You’d have a pretty quiet trip back from the sale. And I’m guessing those at home might feel a little like Jack’s mom when he sold their milk cow for a bag of magic beans.

Different ending

This story isn’t likely to end in a beanstalk and a golden-egg-laying goose, but it could have a fairytale ending.
Earlier this year Purdue veterinarian W. Mark Hilton suggested a plan that would rid the industry of high-risk cattle.

“What if every buyer of feeder calves agrees not to bid on high-risk calves? As the auctioneer goes down and down in price, $2.80, $2, $1.50, 23 cents? Sorry, boys, no takers. Take them back home. In 30 days, you think that would change the industry?”

Well, do you?

It’s a scenario cattle feeders might welcome. They hate sick calves. No one wants to spend the time, energy and money treating a “wreck,” and preconditioning is a proven way to reduce those instances.

Lasting effects

Beyond that, those finishers know the lasting effects. Performance suffers. Final quality grade goes down. That’s before we even mention consumer perceptions.

If you don’t precondition, this might be the time to start.

Hilton shared an 11-year analysis of the Indiana cattle business that showed an average profit of more than $80 per head for programs that span more than 60 days. By retaining the calves for just a couple of months, profit went up nearly eight-fold in some instances.

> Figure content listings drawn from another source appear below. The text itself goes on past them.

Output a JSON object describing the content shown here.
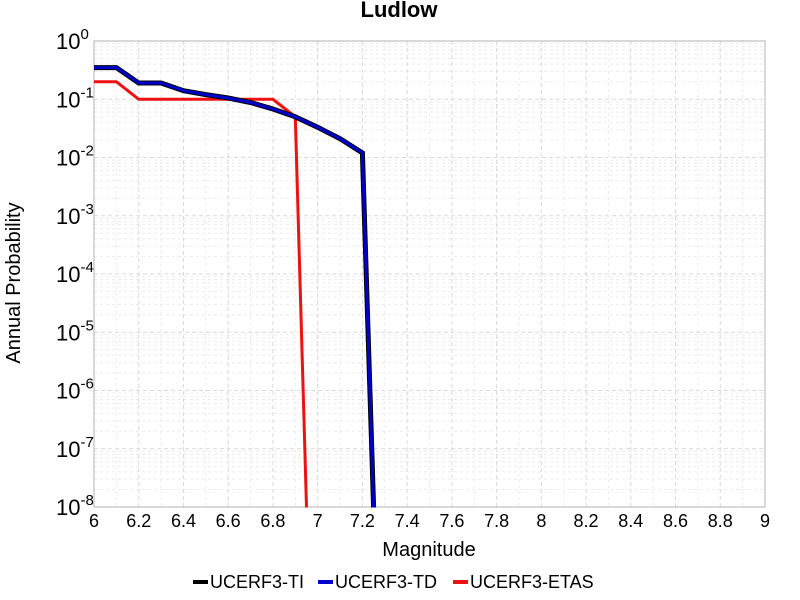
{
  "chart_data": {
    "type": "line",
    "title": "Ludlow",
    "xlabel": "Magnitude",
    "ylabel": "Annual Probability",
    "xlim": [
      6,
      9
    ],
    "ylim": [
      1e-08,
      1
    ],
    "y_scale": "log",
    "grid": true,
    "legend_position": "bottom",
    "x_ticks": [
      "6",
      "6.2",
      "6.4",
      "6.6",
      "6.8",
      "7",
      "7.2",
      "7.4",
      "7.6",
      "7.8",
      "8",
      "8.2",
      "8.4",
      "8.6",
      "8.8",
      "9"
    ],
    "y_ticks": [
      {
        "base": "10",
        "exp": "-8",
        "value": 1e-08
      },
      {
        "base": "10",
        "exp": "-7",
        "value": 1e-07
      },
      {
        "base": "10",
        "exp": "-6",
        "value": 1e-06
      },
      {
        "base": "10",
        "exp": "-5",
        "value": 1e-05
      },
      {
        "base": "10",
        "exp": "-4",
        "value": 0.0001
      },
      {
        "base": "10",
        "exp": "-3",
        "value": 0.001
      },
      {
        "base": "10",
        "exp": "-2",
        "value": 0.01
      },
      {
        "base": "10",
        "exp": "-1",
        "value": 0.1
      },
      {
        "base": "10",
        "exp": "0",
        "value": 1
      }
    ],
    "series": [
      {
        "name": "UCERF3-TI",
        "color": "#000000",
        "x": [
          6.0,
          6.1,
          6.2,
          6.3,
          6.4,
          6.5,
          6.6,
          6.7,
          6.8,
          6.9,
          7.0,
          7.1,
          7.2,
          7.25
        ],
        "y": [
          0.35,
          0.35,
          0.19,
          0.19,
          0.14,
          0.12,
          0.105,
          0.088,
          0.068,
          0.05,
          0.033,
          0.021,
          0.012,
          1e-09
        ]
      },
      {
        "name": "UCERF3-TD",
        "color": "#0000cc",
        "x": [
          6.0,
          6.1,
          6.2,
          6.3,
          6.4,
          6.5,
          6.6,
          6.7,
          6.8,
          6.9,
          7.0,
          7.1,
          7.2,
          7.25
        ],
        "y": [
          0.35,
          0.35,
          0.19,
          0.19,
          0.14,
          0.12,
          0.105,
          0.088,
          0.068,
          0.05,
          0.033,
          0.021,
          0.012,
          1e-09
        ]
      },
      {
        "name": "UCERF3-ETAS",
        "color": "#ee1111",
        "x": [
          6.0,
          6.1,
          6.2,
          6.3,
          6.4,
          6.5,
          6.6,
          6.7,
          6.8,
          6.9,
          6.95
        ],
        "y": [
          0.2,
          0.2,
          0.1,
          0.1,
          0.1,
          0.1,
          0.1,
          0.1,
          0.1,
          0.05,
          1e-09
        ]
      }
    ]
  }
}
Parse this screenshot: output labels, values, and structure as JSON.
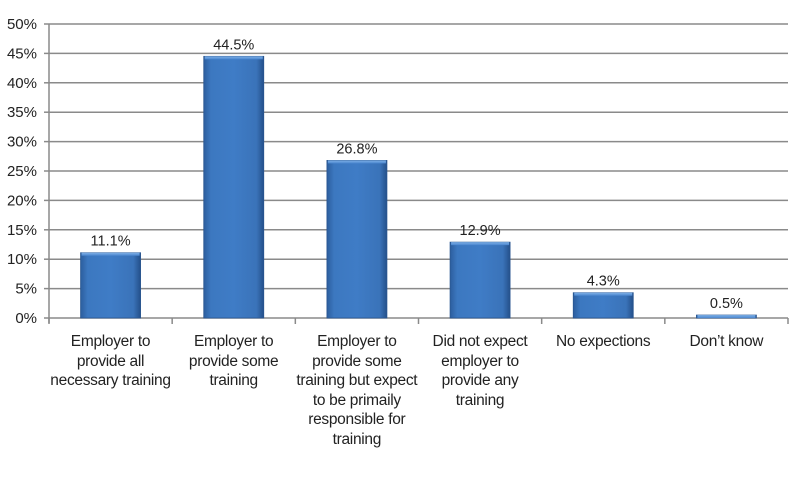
{
  "chart_data": {
    "type": "bar",
    "title": "",
    "xlabel": "",
    "ylabel": "",
    "categories": [
      "Employer to provide all necessary training",
      "Employer to provide some training",
      "Employer to provide some training but expect to be primaily responsible for training",
      "Did not expect employer to provide any training",
      "No expections",
      "Don’t know"
    ],
    "values": [
      11.1,
      44.5,
      26.8,
      12.9,
      4.3,
      0.5
    ],
    "data_labels": [
      "11.1%",
      "44.5%",
      "26.8%",
      "12.9%",
      "4.3%",
      "0.5%"
    ],
    "ylim": [
      0,
      50
    ],
    "yticks": [
      0,
      5,
      10,
      15,
      20,
      25,
      30,
      35,
      40,
      45,
      50
    ],
    "ytick_labels": [
      "0%",
      "5%",
      "10%",
      "15%",
      "20%",
      "25%",
      "30%",
      "35%",
      "40%",
      "45%",
      "50%"
    ],
    "grid": true,
    "legend": "none",
    "bar_color": "#3a74bd"
  }
}
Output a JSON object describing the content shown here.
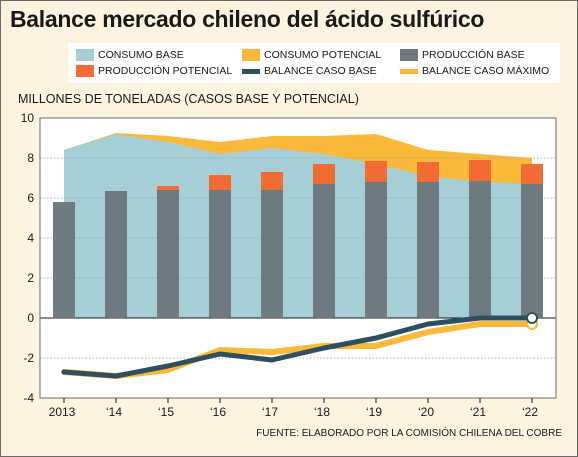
{
  "title": "Balance mercado chileno del ácido sulfúrico",
  "chart_data": {
    "type": "area",
    "title": "Balance mercado chileno del ácido sulfúrico",
    "ylabel": "MILLONES DE TONELADAS (CASOS BASE Y POTENCIAL)",
    "xlabel": "",
    "categories": [
      "2013",
      "‘14",
      "‘15",
      "‘16",
      "‘17",
      "‘18",
      "‘19",
      "‘20",
      "‘21",
      "‘22"
    ],
    "ylim": [
      -4,
      10
    ],
    "yticks": [
      "10",
      "8",
      "6",
      "4",
      "2",
      "0",
      "-2",
      "-4"
    ],
    "grid": "horizontal dotted",
    "series": [
      {
        "name": "CONSUMO BASE",
        "type": "area",
        "color": "#a6cfd5",
        "values": [
          8.4,
          9.2,
          8.8,
          8.2,
          8.5,
          8.2,
          7.7,
          7.1,
          6.8,
          6.7
        ]
      },
      {
        "name": "CONSUMO POTENCIAL",
        "type": "area",
        "color": "#fbb93a",
        "values": [
          8.4,
          9.25,
          9.1,
          8.8,
          9.1,
          9.1,
          9.2,
          8.4,
          8.2,
          8.0
        ]
      },
      {
        "name": "PRODUCCIÓN BASE",
        "type": "bar",
        "color": "#6e7a80",
        "values": [
          5.8,
          6.35,
          6.4,
          6.4,
          6.4,
          6.7,
          6.8,
          6.8,
          6.85,
          6.7
        ]
      },
      {
        "name": "PRODUCCIÓN POTENCIAL",
        "type": "bar",
        "color": "#f26c33",
        "values": [
          5.8,
          6.35,
          6.6,
          7.15,
          7.3,
          7.7,
          7.85,
          7.8,
          7.9,
          7.7
        ]
      },
      {
        "name": "BALANCE CASO BASE",
        "type": "line",
        "color": "#2e4f5e",
        "values": [
          -2.7,
          -2.9,
          -2.4,
          -1.8,
          -2.1,
          -1.5,
          -1.0,
          -0.3,
          0.0,
          0.0
        ]
      },
      {
        "name": "BALANCE CASO MÁXIMO",
        "type": "line",
        "color": "#fbb93a",
        "values": [
          -2.7,
          -2.9,
          -2.6,
          -1.6,
          -1.7,
          -1.4,
          -1.4,
          -0.7,
          -0.3,
          -0.3
        ]
      }
    ]
  },
  "legend": {
    "items": [
      {
        "label": "CONSUMO BASE",
        "color": "#a6cfd5",
        "kind": "box"
      },
      {
        "label": "CONSUMO POTENCIAL",
        "color": "#fbb93a",
        "kind": "box"
      },
      {
        "label": "PRODUCCIÓN BASE",
        "color": "#6e7a80",
        "kind": "box"
      },
      {
        "label": "PRODUCCIÓN POTENCIAL",
        "color": "#f26c33",
        "kind": "box"
      },
      {
        "label": "BALANCE CASO BASE",
        "color": "#2e4f5e",
        "kind": "line"
      },
      {
        "label": "BALANCE CASO MÁXIMO",
        "color": "#fbb93a",
        "kind": "line"
      }
    ]
  },
  "source": "FUENTE: ELABORADO POR LA COMISIÓN CHILENA DEL COBRE"
}
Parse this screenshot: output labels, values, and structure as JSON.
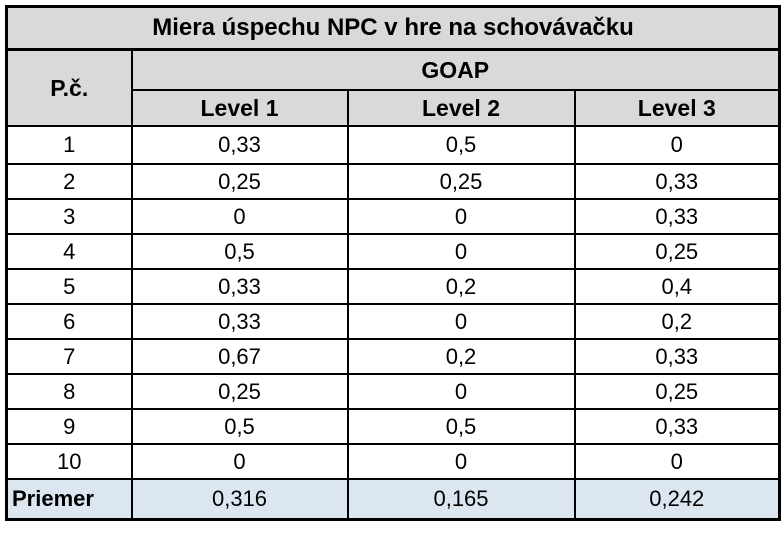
{
  "title": "Miera úspechu NPC v hre na schovávačku",
  "header": {
    "pc_label": "P.č.",
    "group_label": "GOAP",
    "levels": [
      "Level 1",
      "Level 2",
      "Level 3"
    ]
  },
  "rows": [
    {
      "n": "1",
      "v": [
        "0,33",
        "0,5",
        "0"
      ]
    },
    {
      "n": "2",
      "v": [
        "0,25",
        "0,25",
        "0,33"
      ]
    },
    {
      "n": "3",
      "v": [
        "0",
        "0",
        "0,33"
      ]
    },
    {
      "n": "4",
      "v": [
        "0,5",
        "0",
        "0,25"
      ]
    },
    {
      "n": "5",
      "v": [
        "0,33",
        "0,2",
        "0,4"
      ]
    },
    {
      "n": "6",
      "v": [
        "0,33",
        "0",
        "0,2"
      ]
    },
    {
      "n": "7",
      "v": [
        "0,67",
        "0,2",
        "0,33"
      ]
    },
    {
      "n": "8",
      "v": [
        "0,25",
        "0",
        "0,25"
      ]
    },
    {
      "n": "9",
      "v": [
        "0,5",
        "0,5",
        "0,33"
      ]
    },
    {
      "n": "10",
      "v": [
        "0",
        "0",
        "0"
      ]
    }
  ],
  "average": {
    "label": "Priemer",
    "v": [
      "0,316",
      "0,165",
      "0,242"
    ]
  },
  "colors": {
    "header_bg": "#d9d9d9",
    "average_bg": "#dce6f1"
  }
}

When feed prices are low and calf prices are high, that just puts an exclamation point on those values.

A reality

Sure, when Hilton introduced that “no bidders” plan to a large group of producers it got a lot of chuckles, but the reality is that to some degree that is happening in a much slower fashion across the countryside.

Take a look at any sale barn study or video auction analysis and it will show the advantages for preconditioned, reputation calves (or the discounts for the opposite).

What side of that equation do you want to be on?